As Above, So Below
Art Souterrain Festival Brings Art to the Underground and the General Public
Whether you are left with feelings of joy and admiration, or just some kind of confusion about what you just witnessed, most art is produced to elicit feelings and reactions from an audience. Still, the question remains: “must art be appealing?”
Showcasing a mixture of contemporary art and Montreal’s architectural heritage, the eight annual edition of Art Souterrain seeks to answer that question.
The festival is put on by a local non-profit organization of the same name. It began on Feb. 27, in conjunction with the city’s Nuit Blanche expos, and runs until March 20. Pedestrians can wander the underground passages of the city for seven kilometres to view the works of 86 international and Canadian contemporary artists for free.
As someone who isn’t a local of Montreal, I was fairly unaware of the layout under the city’s streets, which made exploring the underground difficult and revealing.
Most of my experiences using the subterranean transportation networks in the city prior to Art Souterrain have involved sweating from wearing too many layers, or trying to ignore the overpowering smell of urine wafting from the metros.
Arriving at McGill station—the starting point for one of three underground circuits set up for viewing—there seemed to be a lack of signage directing people to the predetermined routes.
I failed to locate a physical map upon arrival and only after a few minutes of searching was I able to find one online. Even armed with that, not knowing my way around made navigation tough.
At this point in my journey, I attempted to use the audio guide designed by Art Souterrain to accompany the various exhibits. In fitting Quebec fashion though, the English version of the audio on the festival site kept giving me a 404 Error, which prevented me from loading it.
Despite my loose grasp on the language, I loaded the French version of the tour and carried on.
While trying to decipher the seemingly cryptic messages on my linguistic adventure, eventually I noticed there were arrows directing festival-goers along the designated routes, which made things slightly more clear.
Having now gotten over my initial navigating blunders, I was finally free to take in the various mixed medium exhibits which were scattered throughout the tunnels and over ten different buildings.
Installations ranged from multi-media exhibits with video or audio accompaniment to more traditional photography, sculptures and prints.
Something about art galleries just seems intimidating to me as a person with little to no knowledge of art. One of the festival’s missions is “to make art accessible to a wider audience by taking it out of its traditional exhibition spaces,” and I think they accomplish this well.
The setting of Art Souterrain made me feel welcome to spend as much time with each piece as I wanted. The public setting reinforced the accessibility of the artworks and made me more comfortable to explore the installations than the seemingly more sterile and cold environment of a museum or gallery.

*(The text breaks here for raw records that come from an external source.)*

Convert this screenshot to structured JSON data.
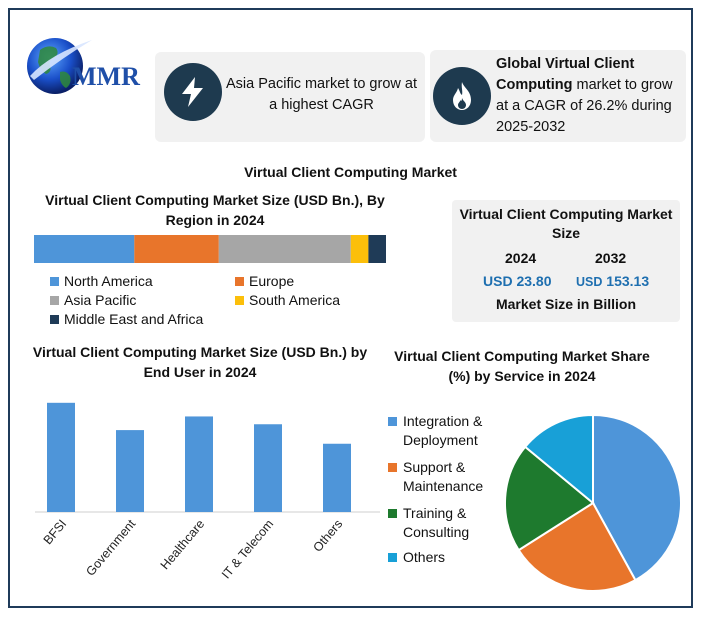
{
  "brand": {
    "logo_text": "MMR"
  },
  "cards": {
    "left": {
      "icon": "lightning-icon",
      "text": "Asia Pacific market to grow at a highest CAGR"
    },
    "right": {
      "icon": "flame-icon",
      "bold_text": "Global Virtual Client Computing",
      "text": " market to grow at a CAGR of 26.2% during 2025-2032"
    }
  },
  "main_title": "Virtual Client Computing Market",
  "market_size": {
    "title": "Virtual Client Computing Market Size",
    "years": [
      "2024",
      "2032"
    ],
    "currency": "USD",
    "values": [
      "23.80",
      "153.13"
    ],
    "footer": "Market Size in Billion"
  },
  "colors": {
    "blue": "#4e95d9",
    "orange": "#e8752b",
    "gray": "#a6a6a6",
    "yellow": "#fcbf0a",
    "navy": "#1f3b57",
    "green": "#1e7a2e",
    "cyan": "#18a0d7"
  },
  "chart_data": [
    {
      "type": "bar",
      "orientation": "horizontal-stacked",
      "title": "Virtual Client Computing Market Size (USD Bn.), By Region in 2024",
      "series": [
        {
          "name": "North America",
          "values": [
            28.5
          ]
        },
        {
          "name": "Europe",
          "values": [
            24
          ]
        },
        {
          "name": "Asia Pacific",
          "values": [
            37.5
          ]
        },
        {
          "name": "South America",
          "values": [
            5
          ]
        },
        {
          "name": "Middle East and Africa",
          "values": [
            5
          ]
        }
      ],
      "legend": "bottom"
    },
    {
      "type": "bar",
      "title": "Virtual Client Computing  Market Size (USD Bn.) by End User in 2024",
      "categories": [
        "BFSI",
        "Government",
        "Healthcare",
        "IT & Telecom",
        "Others"
      ],
      "values": [
        112,
        84,
        98,
        90,
        70
      ],
      "ylim": [
        0,
        120
      ],
      "grid": false
    },
    {
      "type": "pie",
      "title": "Virtual Client Computing  Market Share (%) by Service in 2024",
      "categories": [
        "Integration & Deployment",
        "Support & Maintenance",
        "Training & Consulting",
        "Others"
      ],
      "values": [
        42,
        24,
        20,
        14
      ],
      "legend": "left"
    }
  ]
}
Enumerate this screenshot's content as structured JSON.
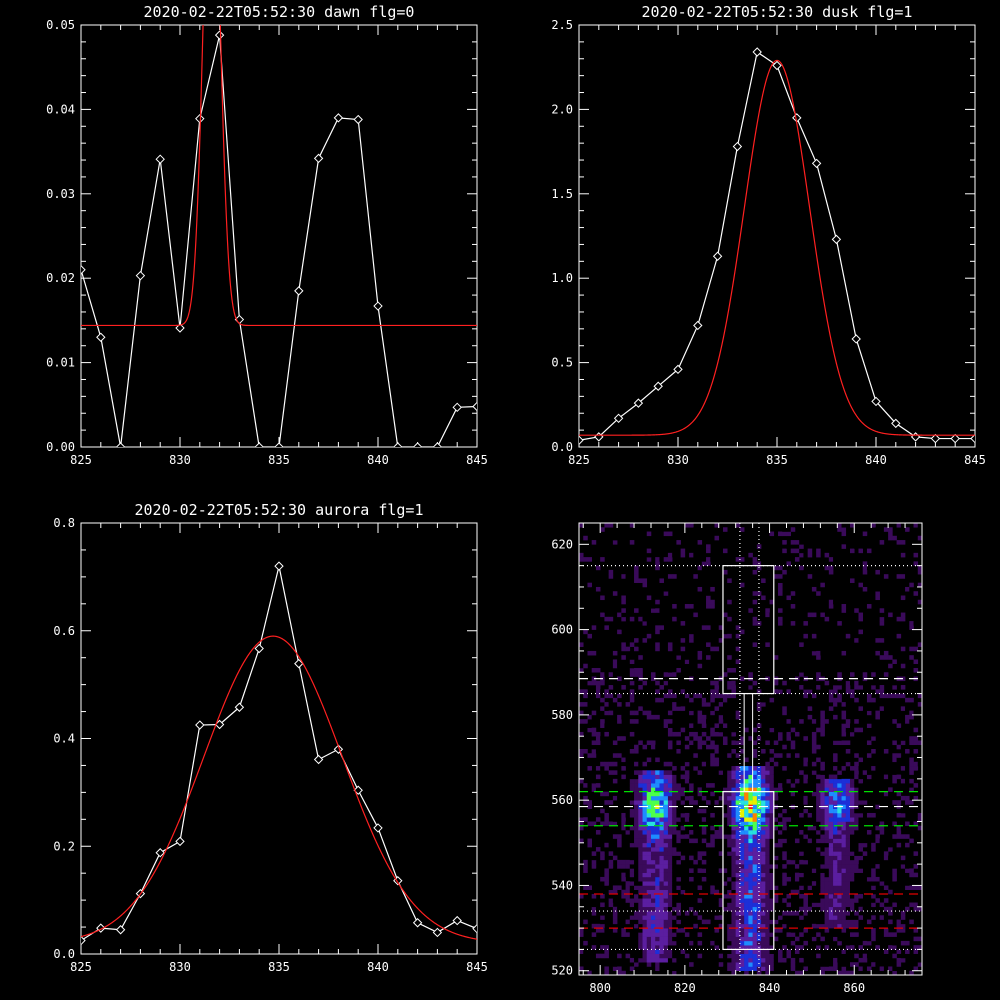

By placing the art in everyday places the city becomes part of the canvas. The textures and colours of everyday Montreal are incorporated into the art.
Even the sounds of the underground intertwine with each individual exhibit. The hum of the metro and bits of conversation you hear when people walk by are inseparably meshed into the viewing experience.
With the exception of the video exhibits, which allowed the viewer to be immersed in a darkened box to watch, nearly every exhibit played on the theme of incorporating Montreal’s dynamic scenery and architecture.
Checking it out gave me the opportunity to explore a side of Montreal that I had neglected in the past. During the summer, it is easy to get lost in the countless parks and outdoor festivals that the city has to offer.
The festival brings some life to the often neglected and unappreciated underground, which sustains the city with shelter during the long, cold winter.